Columns & opinie
Column: De plaag van thuiswonendheid
donderdag 11 mei 2017

Dertien maanden in Amerika. En nu, op het moment van schrijven, drie dagen in Nederland.

Het is een cliché om te zeggen dat het vooral opvalt dat er in ons kleine landje helemaal niets veranderd is. Bovendien zou dat niet waar zijn. Op de fiets vanaf mijn ouders naar mijn nieuwe werkplek, het Centrum voor Milieuwetenschappen in Leiden (CML), zie ik dat die bouwput achter het Leids Universitair Medisch Centurm eindelijk weg is.

En het CML zelf heeft ook innovatie gepleegd.
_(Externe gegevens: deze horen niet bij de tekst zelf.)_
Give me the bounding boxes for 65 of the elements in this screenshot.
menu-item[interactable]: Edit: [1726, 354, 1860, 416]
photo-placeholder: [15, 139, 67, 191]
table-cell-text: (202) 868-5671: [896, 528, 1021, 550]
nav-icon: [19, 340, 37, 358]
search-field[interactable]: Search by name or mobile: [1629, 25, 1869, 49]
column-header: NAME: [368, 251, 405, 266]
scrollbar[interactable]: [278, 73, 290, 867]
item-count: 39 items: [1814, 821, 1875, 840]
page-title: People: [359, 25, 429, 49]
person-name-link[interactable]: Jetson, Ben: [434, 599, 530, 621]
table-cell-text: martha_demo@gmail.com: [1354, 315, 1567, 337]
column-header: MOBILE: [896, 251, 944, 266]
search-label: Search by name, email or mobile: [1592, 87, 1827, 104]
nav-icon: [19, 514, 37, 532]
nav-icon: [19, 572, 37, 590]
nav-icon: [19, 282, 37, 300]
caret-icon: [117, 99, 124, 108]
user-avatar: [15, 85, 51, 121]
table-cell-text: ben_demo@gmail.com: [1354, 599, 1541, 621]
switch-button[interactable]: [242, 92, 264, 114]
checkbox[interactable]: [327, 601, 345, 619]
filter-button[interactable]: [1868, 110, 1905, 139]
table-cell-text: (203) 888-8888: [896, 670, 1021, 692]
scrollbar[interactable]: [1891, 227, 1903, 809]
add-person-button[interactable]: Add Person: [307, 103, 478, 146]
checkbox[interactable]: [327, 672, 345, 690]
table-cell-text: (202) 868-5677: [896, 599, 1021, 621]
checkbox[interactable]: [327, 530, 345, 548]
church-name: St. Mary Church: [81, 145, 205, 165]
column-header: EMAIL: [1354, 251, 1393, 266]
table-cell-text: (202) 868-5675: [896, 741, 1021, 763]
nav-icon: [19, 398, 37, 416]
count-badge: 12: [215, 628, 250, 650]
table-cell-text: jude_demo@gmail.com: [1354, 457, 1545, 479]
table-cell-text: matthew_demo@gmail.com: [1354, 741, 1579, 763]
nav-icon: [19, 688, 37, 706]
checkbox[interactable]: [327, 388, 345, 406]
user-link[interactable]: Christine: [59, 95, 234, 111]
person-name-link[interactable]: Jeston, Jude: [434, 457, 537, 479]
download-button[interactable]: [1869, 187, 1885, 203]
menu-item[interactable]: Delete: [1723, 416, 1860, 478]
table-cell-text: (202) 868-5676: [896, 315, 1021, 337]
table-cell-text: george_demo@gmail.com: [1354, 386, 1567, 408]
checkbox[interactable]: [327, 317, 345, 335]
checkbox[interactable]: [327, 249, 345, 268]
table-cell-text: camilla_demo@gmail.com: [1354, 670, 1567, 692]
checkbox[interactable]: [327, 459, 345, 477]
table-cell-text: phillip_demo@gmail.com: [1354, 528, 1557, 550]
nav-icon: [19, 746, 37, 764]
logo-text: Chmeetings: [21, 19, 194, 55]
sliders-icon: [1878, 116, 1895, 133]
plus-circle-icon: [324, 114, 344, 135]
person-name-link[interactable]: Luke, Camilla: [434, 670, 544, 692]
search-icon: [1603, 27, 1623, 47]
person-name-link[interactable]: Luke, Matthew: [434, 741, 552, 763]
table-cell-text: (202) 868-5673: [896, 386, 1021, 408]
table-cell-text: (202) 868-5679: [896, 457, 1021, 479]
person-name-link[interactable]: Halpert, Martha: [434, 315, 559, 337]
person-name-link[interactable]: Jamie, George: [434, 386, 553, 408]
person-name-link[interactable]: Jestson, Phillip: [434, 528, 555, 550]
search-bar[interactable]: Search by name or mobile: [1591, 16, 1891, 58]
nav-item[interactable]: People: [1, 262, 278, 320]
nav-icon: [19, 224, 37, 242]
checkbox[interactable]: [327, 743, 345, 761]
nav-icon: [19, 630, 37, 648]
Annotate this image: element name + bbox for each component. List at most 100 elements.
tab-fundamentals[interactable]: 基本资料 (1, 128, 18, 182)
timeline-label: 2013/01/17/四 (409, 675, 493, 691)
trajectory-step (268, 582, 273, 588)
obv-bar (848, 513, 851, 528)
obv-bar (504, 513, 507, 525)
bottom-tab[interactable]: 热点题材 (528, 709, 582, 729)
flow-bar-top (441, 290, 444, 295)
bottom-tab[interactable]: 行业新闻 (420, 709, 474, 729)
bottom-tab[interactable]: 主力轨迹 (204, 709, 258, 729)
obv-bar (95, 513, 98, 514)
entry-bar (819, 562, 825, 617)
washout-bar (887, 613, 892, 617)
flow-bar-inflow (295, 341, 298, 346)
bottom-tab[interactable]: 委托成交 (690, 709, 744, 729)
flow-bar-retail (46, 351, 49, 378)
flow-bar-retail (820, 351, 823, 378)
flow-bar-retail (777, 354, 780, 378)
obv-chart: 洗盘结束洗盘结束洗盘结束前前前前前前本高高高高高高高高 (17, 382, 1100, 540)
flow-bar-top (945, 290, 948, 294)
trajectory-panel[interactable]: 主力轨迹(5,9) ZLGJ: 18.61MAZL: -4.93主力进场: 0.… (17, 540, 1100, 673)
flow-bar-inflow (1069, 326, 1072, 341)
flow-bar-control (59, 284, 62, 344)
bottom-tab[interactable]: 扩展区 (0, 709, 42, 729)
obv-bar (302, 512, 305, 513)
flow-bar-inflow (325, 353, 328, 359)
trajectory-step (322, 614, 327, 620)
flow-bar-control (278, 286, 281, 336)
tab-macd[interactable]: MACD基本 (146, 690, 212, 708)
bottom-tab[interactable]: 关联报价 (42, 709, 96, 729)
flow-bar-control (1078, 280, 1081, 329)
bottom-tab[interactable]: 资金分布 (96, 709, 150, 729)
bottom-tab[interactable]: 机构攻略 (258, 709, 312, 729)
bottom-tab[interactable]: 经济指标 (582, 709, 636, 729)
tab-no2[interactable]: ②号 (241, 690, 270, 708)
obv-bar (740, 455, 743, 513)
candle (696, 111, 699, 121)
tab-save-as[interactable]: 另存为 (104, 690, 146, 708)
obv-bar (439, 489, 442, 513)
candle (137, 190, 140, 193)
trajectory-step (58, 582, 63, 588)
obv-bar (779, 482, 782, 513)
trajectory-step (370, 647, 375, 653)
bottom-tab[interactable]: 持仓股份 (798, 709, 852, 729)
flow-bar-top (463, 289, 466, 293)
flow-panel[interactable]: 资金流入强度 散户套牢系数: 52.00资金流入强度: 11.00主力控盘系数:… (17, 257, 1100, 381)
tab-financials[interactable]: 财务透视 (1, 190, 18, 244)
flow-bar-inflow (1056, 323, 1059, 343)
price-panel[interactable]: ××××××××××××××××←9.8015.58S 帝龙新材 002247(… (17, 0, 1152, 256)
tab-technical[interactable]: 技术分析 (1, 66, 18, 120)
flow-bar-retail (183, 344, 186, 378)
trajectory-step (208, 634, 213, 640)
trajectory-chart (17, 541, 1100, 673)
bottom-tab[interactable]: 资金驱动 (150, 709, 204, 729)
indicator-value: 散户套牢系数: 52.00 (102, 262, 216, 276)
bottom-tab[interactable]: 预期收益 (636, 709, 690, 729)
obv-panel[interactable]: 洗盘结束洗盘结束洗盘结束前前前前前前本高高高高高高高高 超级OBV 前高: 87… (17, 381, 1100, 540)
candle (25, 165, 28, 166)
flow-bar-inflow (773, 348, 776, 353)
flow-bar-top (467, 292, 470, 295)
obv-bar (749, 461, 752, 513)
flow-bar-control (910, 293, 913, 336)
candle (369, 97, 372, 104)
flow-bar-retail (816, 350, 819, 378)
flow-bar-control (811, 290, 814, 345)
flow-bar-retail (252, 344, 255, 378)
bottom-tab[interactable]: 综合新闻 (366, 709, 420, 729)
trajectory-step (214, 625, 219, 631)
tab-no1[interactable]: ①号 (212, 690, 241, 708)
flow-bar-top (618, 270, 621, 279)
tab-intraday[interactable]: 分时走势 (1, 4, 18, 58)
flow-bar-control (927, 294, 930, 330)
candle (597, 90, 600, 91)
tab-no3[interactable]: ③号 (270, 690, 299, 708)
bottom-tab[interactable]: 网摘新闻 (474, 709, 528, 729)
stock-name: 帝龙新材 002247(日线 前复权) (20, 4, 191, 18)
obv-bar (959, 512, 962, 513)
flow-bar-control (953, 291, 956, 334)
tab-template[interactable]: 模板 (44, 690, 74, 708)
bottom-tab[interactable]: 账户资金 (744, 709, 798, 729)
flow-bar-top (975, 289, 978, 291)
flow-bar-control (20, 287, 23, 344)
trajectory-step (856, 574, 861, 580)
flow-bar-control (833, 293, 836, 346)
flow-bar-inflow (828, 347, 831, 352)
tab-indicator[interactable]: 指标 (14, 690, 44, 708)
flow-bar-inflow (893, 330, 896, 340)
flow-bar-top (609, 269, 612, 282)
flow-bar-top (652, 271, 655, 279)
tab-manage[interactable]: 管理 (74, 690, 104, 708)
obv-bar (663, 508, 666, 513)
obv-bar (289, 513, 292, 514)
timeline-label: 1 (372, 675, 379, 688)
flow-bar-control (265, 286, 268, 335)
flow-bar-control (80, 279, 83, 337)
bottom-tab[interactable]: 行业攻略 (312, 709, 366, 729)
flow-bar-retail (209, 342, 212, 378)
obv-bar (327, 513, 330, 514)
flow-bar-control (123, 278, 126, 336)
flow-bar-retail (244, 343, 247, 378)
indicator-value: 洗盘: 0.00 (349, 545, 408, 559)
Er staat tegenwoordig een fruitbox. Twee stuks fruit per dag, voor elke medewerker. In de ochtend afgeleverd zodat niemand tijdens de lunch zonder zit. Perfect geregeld en, hoe kan het ook anders, helemaal gratis.

Nog een frappante observatie: ik ben nu de vijfde van mijn vriendengroep die weer bij zijn/haar ouders woont. Natuurlijk, iedereen heeft zo zijn redenen. De een is net terug uit het buitenland. De ander z’n relatie is op de klippen gelopen. Iemand is aan het verhuizen. Maar toch. Vijf. Dat is wel heel veel.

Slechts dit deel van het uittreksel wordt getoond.